I may not be able to cover all the above in my next post, so please put down your comment and let me know what do you want to read the most.
One more thing…
This robin hood hashing is implemented using my project Object Persistence In C (OPIC). OPIC is a new general serialization framework I just released. Any inmemory object created with OPIC can be serialized without knowing how it was structured. Deserializing objects from OPIC only requires one mmap syscall. That’s say, this robin hood implementation can work not only in a living process, the data it stored can be used as a keyvalue store after the process exits.

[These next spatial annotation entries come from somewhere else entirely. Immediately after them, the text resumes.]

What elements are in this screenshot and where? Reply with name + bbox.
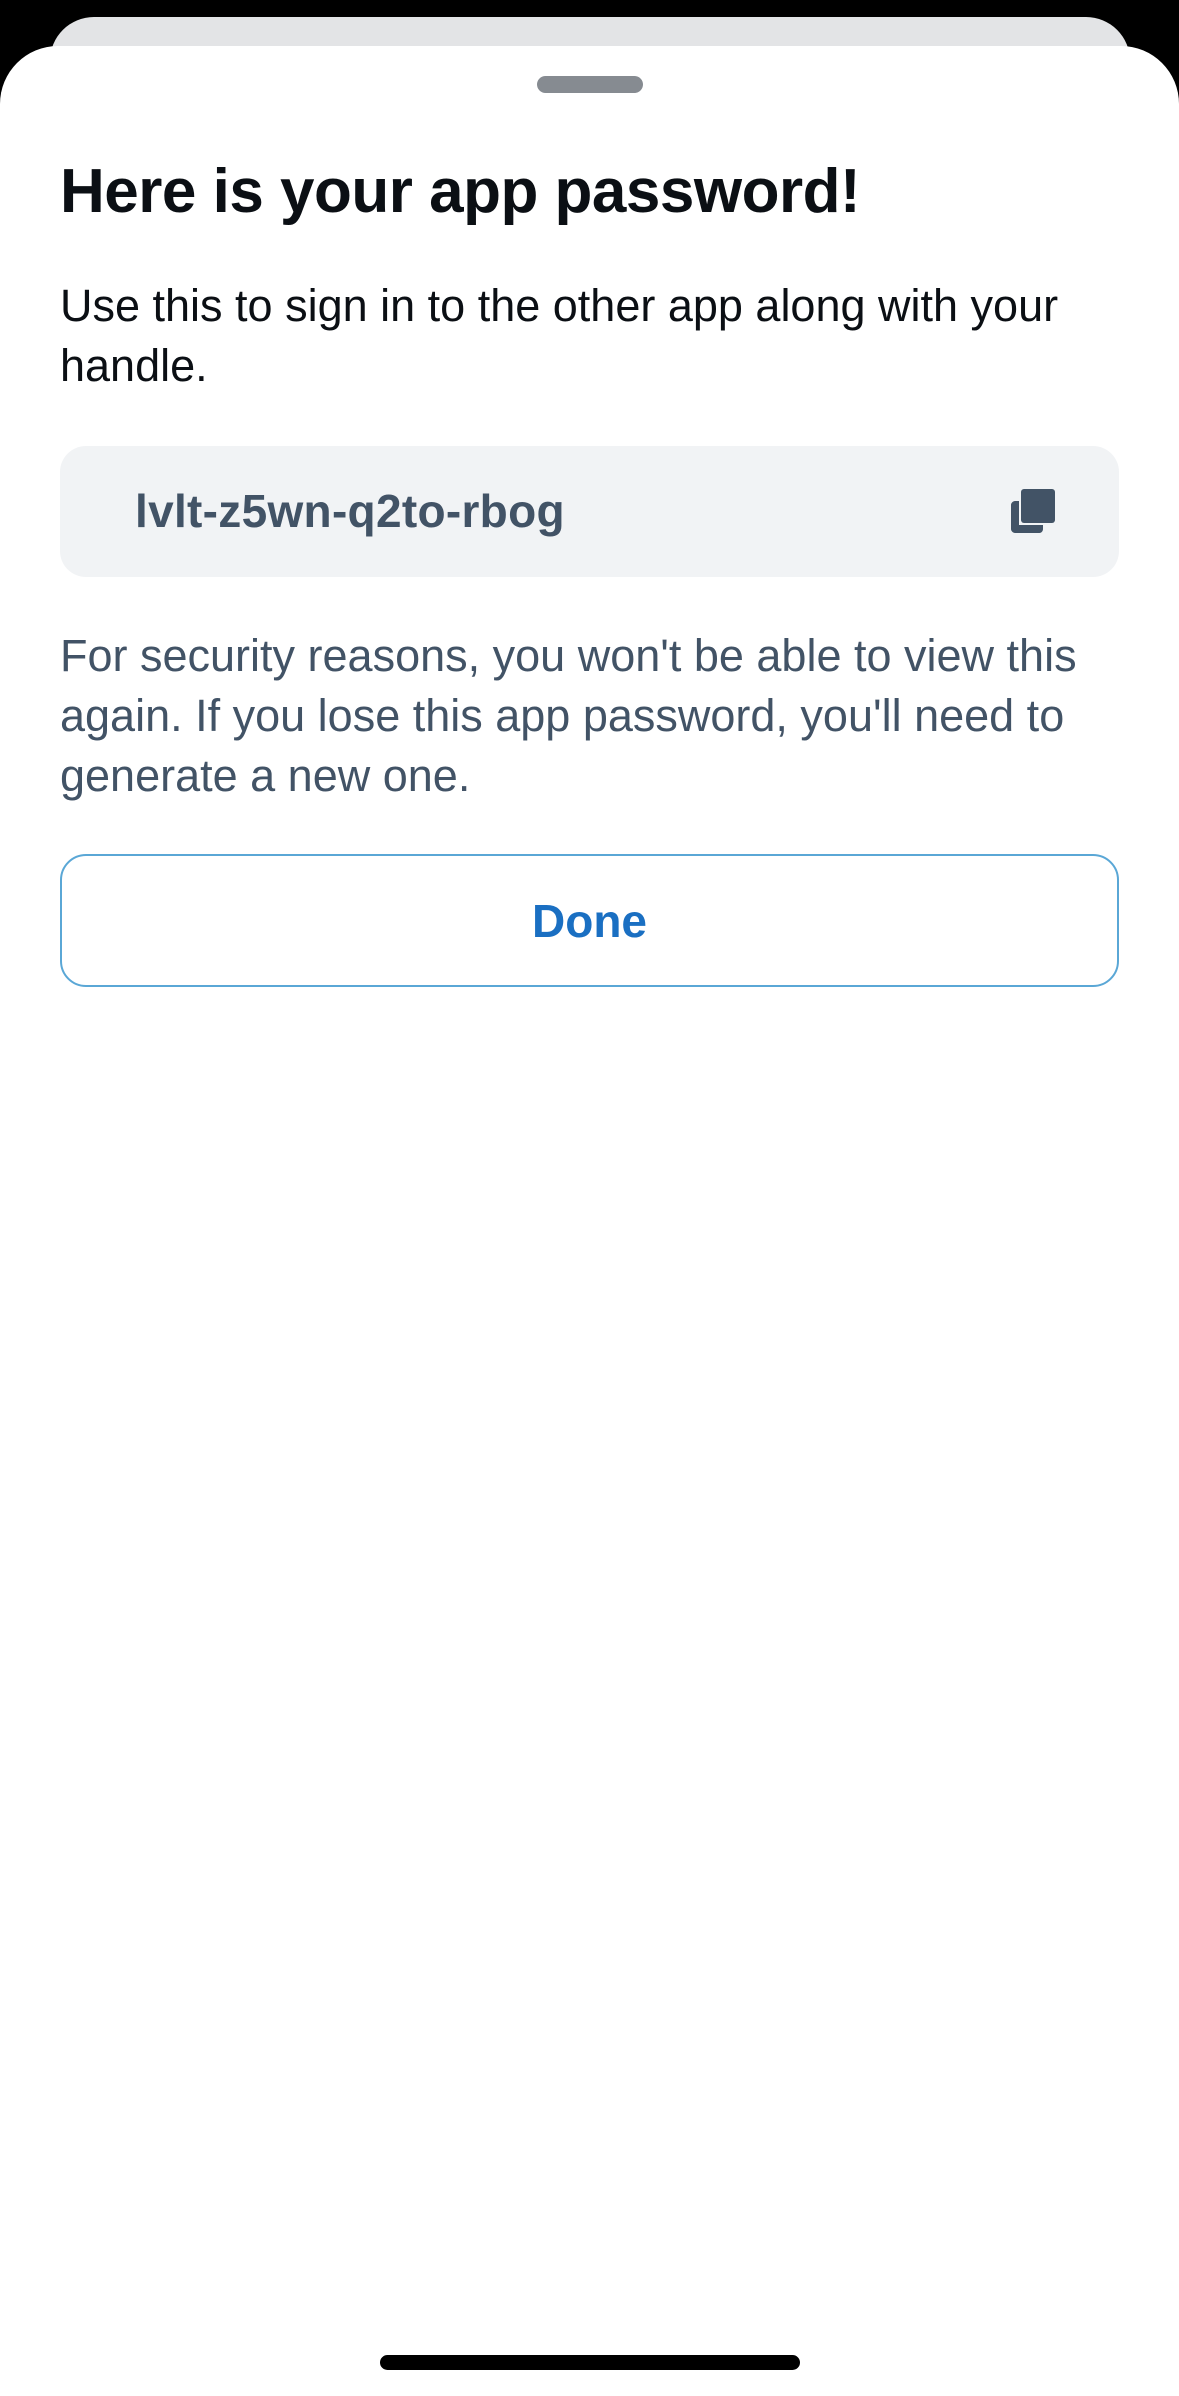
home-indicator (380, 2355, 800, 2370)
sheet-subtitle: Use this to sign in to the other app alo… (60, 280, 1059, 391)
done-button[interactable]: Done (60, 854, 1119, 987)
sheet-drag-handle[interactable] (537, 76, 643, 93)
screen: Here is your app password! Use this to s… (0, 0, 1179, 2396)
password-field[interactable]: lvlt-z5wn-q2to-rbog (60, 446, 1119, 577)
app-password-value: lvlt-z5wn-q2to-rbog (135, 485, 565, 537)
copy-button[interactable] (1007, 485, 1059, 537)
copy-icon (1011, 489, 1055, 533)
sheet-title: Here is your app password! (60, 157, 861, 226)
app-password-sheet: Here is your app password! Use this to s… (0, 46, 1179, 2396)
security-notice: For security reasons, you won't be able … (60, 630, 1077, 801)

Right now, the throughput of OPIC robin hood hash map on small keys (6bytes) is 9M (1048576/0.115454). This is way better than most NoSQL keyvalue stores. The difference might come from write ahead logs or some other IO? I’m not sure why the performance gain is so huge. My next stop is to benchmark against other embedded keyvalue store like rocksdb, leveldb and so forth.
References
If you’d like to know more about robin hood hashing, here are some posts worth to read:
Edits
5/7/17
As people pointed out in hacker news and comment below, C++
std::string
has 24 bytes overhead on small strings, so the memory
comparison is not fair. I’ll conduct another set of benchmarks using
integers tonight.
Also, one of the author of libcuckoo (@dga) pointed out that libcuckoo would perform better if I use threadunsafe version. I’ll also update the benchmark with this new setup.
The short string problem brings up a question: what is the best practice to use C++ hash map with short strings? Isn’t this a common use case in daily programming? I tried to do some quick search but didn’t find any useful information, and I’m suck at C++… Any good idea on how to do this better?